There’s a certain absurdity in a quarterback with six Super Bowl rings adding to his legacy, or even having the room to add to it. When Tom Brady surpassed the four won by Joe Montana—his childhood idol—and Terry Bradshaw, that seemed like the legacy-maker. And then when he added one more to that, certainly that was it.
But even if Brady does not come out of this season with a seventh championship, this year, this bizarre pandemic season, the one when he disorientingly wore a different NFL uniform for the first time in two decades—this might be the one that means the most. The one when Brady joined a team that had not made the playoffs in 13 years, in an offense dissimilar from the system he’d run for the last two decades, without the benefit of an offseason program, paired with a coach not named Bill Belichick—and led that team to the Super Bowl.
Just one year ago, it did not seem real that Brady could leave New England, even though he’d left plenty of bread crumbs indicating his new path. Once he did sign with Tampa Bay, we wondered, could he instantly make this team a real championship contender? After all, how many times had we seen supposed dream teams falter before. Then there was the November slump, when the Bucs lost three games in four weeks, and it seemed like a bat signal went out from Brady’s camp, questioning if Bruce Arians was doing enough to tailor things to the GOAT, or if this would all be a waste.
But those doubts and uncertainties have all now been laid to waste. “It only took one man,” Arians said Sunday evening at the NFC champions’ podium set up on the frigid home field of the foe they had just vanquished, with a 31–26 win over the Packers at Lambeau Field.
When someone makes exceptional feats feel routine, there’s a risk that their achievements aren’t fully appreciated. When the Patriots won six rings in the span of 17 years, and played in three more Super Bowls during that stretch, the perception of just how hard it is to get to a Super Bowl was diminished somewhat—even as we have other benchmarks of that, like Brady’s opponent Sunday, Aaron Rodgers, who won the big game 10 years ago but hasn’t been back since. Or his opponent last week, Drew Brees, who won it the year before Rodgers and similarly never returned. Brady sought a new challenge when he went to Tampa Bay, and in doing so, he also added a new dimension to what he’s achieved in his career. He created a new avenue for his greatness to be fully appreciated.

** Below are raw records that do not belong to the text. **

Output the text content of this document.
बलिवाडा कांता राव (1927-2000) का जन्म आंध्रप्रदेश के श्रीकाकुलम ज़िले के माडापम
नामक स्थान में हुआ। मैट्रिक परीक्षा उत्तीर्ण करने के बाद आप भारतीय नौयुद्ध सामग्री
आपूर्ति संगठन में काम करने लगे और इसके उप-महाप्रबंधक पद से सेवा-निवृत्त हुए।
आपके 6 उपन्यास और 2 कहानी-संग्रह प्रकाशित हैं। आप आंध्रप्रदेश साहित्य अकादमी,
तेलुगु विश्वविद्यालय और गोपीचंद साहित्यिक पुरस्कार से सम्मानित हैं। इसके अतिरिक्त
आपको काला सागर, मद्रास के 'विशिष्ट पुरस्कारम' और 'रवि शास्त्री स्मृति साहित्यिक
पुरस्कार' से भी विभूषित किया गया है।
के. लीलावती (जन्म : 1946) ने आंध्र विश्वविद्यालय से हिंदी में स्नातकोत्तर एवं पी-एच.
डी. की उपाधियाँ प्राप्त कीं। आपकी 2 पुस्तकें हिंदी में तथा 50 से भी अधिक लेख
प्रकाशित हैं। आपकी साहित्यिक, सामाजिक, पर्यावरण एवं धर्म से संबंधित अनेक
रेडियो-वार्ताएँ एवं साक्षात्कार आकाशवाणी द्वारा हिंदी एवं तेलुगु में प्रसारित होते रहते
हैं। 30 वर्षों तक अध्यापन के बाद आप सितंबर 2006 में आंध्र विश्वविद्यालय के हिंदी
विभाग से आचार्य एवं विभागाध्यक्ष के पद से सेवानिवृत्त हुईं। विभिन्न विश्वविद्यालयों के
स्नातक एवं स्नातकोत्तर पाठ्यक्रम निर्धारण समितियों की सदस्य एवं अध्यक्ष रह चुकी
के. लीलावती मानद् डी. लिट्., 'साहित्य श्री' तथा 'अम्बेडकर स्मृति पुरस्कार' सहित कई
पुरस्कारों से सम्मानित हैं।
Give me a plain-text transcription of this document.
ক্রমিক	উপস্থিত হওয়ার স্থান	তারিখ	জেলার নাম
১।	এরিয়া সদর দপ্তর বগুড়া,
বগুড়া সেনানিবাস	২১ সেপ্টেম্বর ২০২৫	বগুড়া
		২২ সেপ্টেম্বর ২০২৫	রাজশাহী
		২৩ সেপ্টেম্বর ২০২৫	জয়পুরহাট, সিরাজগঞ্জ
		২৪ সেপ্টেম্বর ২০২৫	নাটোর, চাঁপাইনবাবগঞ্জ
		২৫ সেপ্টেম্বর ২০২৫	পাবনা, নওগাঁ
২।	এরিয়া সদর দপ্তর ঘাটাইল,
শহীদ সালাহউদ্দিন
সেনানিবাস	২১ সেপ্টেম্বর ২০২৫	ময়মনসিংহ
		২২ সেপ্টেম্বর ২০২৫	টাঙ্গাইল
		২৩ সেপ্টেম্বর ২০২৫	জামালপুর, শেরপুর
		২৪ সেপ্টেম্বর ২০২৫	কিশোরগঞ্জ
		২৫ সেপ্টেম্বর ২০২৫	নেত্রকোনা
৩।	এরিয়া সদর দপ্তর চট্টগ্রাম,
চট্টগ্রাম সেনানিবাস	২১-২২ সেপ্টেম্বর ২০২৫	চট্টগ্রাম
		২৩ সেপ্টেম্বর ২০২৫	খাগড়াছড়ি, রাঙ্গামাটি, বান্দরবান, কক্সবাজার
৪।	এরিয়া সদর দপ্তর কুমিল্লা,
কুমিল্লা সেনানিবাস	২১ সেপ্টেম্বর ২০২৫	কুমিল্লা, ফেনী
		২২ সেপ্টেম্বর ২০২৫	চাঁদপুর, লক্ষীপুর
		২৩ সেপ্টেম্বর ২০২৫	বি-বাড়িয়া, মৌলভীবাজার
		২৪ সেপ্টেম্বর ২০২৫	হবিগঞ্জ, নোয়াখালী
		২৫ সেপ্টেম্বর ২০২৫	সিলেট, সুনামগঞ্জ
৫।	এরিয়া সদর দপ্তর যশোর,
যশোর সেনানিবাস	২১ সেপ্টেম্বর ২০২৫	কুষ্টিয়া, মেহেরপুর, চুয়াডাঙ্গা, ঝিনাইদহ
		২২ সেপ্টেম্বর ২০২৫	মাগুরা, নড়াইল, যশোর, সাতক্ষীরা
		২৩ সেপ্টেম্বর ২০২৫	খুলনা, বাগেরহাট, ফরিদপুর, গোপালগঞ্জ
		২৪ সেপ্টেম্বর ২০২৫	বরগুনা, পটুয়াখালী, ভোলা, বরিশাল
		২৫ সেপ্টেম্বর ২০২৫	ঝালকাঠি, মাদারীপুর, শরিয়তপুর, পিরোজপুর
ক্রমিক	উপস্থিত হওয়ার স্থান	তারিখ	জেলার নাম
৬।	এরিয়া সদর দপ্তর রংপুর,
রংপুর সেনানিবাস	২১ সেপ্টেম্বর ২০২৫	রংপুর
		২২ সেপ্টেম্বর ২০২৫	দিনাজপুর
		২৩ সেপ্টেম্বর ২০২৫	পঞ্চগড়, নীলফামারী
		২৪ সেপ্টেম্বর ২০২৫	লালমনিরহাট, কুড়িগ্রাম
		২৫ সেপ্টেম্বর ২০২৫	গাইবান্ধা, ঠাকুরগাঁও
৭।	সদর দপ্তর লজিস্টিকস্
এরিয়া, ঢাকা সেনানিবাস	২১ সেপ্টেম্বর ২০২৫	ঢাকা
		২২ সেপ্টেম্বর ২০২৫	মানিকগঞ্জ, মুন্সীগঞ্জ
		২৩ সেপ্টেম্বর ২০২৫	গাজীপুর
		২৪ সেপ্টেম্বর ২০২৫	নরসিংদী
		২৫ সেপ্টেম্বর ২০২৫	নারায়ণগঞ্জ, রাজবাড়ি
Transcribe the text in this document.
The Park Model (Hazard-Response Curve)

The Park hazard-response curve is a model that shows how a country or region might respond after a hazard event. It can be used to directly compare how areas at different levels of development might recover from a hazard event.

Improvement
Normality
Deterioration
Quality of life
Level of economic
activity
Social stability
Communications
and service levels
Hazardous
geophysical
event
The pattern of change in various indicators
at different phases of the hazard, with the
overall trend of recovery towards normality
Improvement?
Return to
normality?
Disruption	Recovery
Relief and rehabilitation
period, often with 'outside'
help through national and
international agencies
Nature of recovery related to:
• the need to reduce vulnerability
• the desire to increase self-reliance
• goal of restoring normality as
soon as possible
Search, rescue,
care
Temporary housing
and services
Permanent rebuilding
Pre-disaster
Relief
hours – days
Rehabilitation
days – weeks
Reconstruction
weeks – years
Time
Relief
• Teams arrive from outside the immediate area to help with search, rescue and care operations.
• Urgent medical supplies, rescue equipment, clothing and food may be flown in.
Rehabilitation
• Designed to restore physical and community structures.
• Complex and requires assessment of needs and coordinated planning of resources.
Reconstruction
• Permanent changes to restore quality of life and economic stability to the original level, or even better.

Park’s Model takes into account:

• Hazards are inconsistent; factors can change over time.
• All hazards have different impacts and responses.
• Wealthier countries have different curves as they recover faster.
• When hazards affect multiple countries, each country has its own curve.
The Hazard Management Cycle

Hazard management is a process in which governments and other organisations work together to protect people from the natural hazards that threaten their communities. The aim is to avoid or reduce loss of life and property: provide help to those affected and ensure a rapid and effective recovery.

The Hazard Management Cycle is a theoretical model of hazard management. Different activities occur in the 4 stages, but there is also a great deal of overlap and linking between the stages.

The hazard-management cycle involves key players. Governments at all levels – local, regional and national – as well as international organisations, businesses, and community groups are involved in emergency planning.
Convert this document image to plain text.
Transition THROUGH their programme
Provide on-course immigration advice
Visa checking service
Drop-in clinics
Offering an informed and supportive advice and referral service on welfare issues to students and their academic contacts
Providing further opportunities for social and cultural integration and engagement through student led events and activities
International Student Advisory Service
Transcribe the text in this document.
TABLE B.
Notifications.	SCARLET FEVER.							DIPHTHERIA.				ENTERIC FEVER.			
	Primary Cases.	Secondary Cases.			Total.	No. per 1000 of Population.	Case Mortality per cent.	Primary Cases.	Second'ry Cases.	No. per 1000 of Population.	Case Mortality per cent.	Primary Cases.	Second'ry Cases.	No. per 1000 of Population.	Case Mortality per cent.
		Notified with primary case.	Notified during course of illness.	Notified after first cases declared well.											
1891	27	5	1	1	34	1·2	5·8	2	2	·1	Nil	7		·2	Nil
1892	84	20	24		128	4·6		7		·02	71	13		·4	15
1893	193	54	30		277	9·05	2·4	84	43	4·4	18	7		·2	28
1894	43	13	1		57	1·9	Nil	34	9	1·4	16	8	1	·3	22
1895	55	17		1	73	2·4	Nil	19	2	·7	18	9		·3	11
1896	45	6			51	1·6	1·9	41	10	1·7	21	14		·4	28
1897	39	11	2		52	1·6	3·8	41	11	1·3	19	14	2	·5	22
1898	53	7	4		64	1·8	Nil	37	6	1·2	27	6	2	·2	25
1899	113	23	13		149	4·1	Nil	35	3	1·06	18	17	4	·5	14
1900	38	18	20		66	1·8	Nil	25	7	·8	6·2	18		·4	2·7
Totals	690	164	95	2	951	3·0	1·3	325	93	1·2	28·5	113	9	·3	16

Arians cited “the belief he gave everyone in this organization that this could be done.” That surely includes players like Mike Evans and Lavonte David, who had never even experienced the postseason before. Rob Gronkowski came out of retirement for Brady, and Leonard Fournette rejuvenated his career. (We will not include Antonio Brown, because the allowances the Bucs organization gave to Brown, despite his record of repeated harmful behavior, as well as Arians’s unacceptable explanation of his reversing course to sign Brown midseason, deserve scrutiny and not praise).
Entering the NFC championship game, Tampa Bay’s 38–10 Week 6 win against Green Bay had felt more and more like a fluke. That was especially true given Rodgers’s brilliant divisional round performance against the top-ranked Rams defense, and Brady’s lackluster showing last week against the Saints, a game largely won by the Bucs defense.
But while Brady looked 43 last week, he came out this Sunday and clinically led the Bucs to a touchdown on their first drive, converting three third-downs in the process. Their second touchdown came after a 52-yard connection to Chris Godwin, notable after a game last week when it felt as though there was a force field preventing passes that might seek to sail 20 yards beyond the line of scrimmage. It really started to feel like Brady’s day in the final seconds of the first half, when the Bucs decided to go for it on fourth-and-four with 13 seconds left, instead of punting, then Brady took a shot to Scotty Miller on the next play. The result was a 39-yard TD.
The truth is that both teams, and both quarterbacks, had chances to win a trip to the Super Bowl. Brady made his share of mistakes, and his three interceptions in the second half gave the Packers ample opportunities to surge back, but Rodgers and the offense were not able to take advantage of them. And Packers coach Matt LaFleur’s head-scratching decision to kick a field goal with just over two minutes remaining, trailing by eight, instead of going for it on fourth-and-eight will haunt the state of Wisconsin for months. Or, if Rodgers’s comments after the game about his own future foreshadow another Hall of Famer on the move this offseason, perhaps longer.
So it was Brady holding a conference championship trophy for the 10th time in his career—though his first time with the George Halas Trophy. Everything about this Bucs season has overcome some improbability. Their playoff drought that was the second-longest in the league. Only 10 other wild-card teams have made the Super Bowl since 1970, and a team has never before played a Super Bowl in their home stadium. But the greatest improbability of all is that Tom Brady out-did even his own legacy.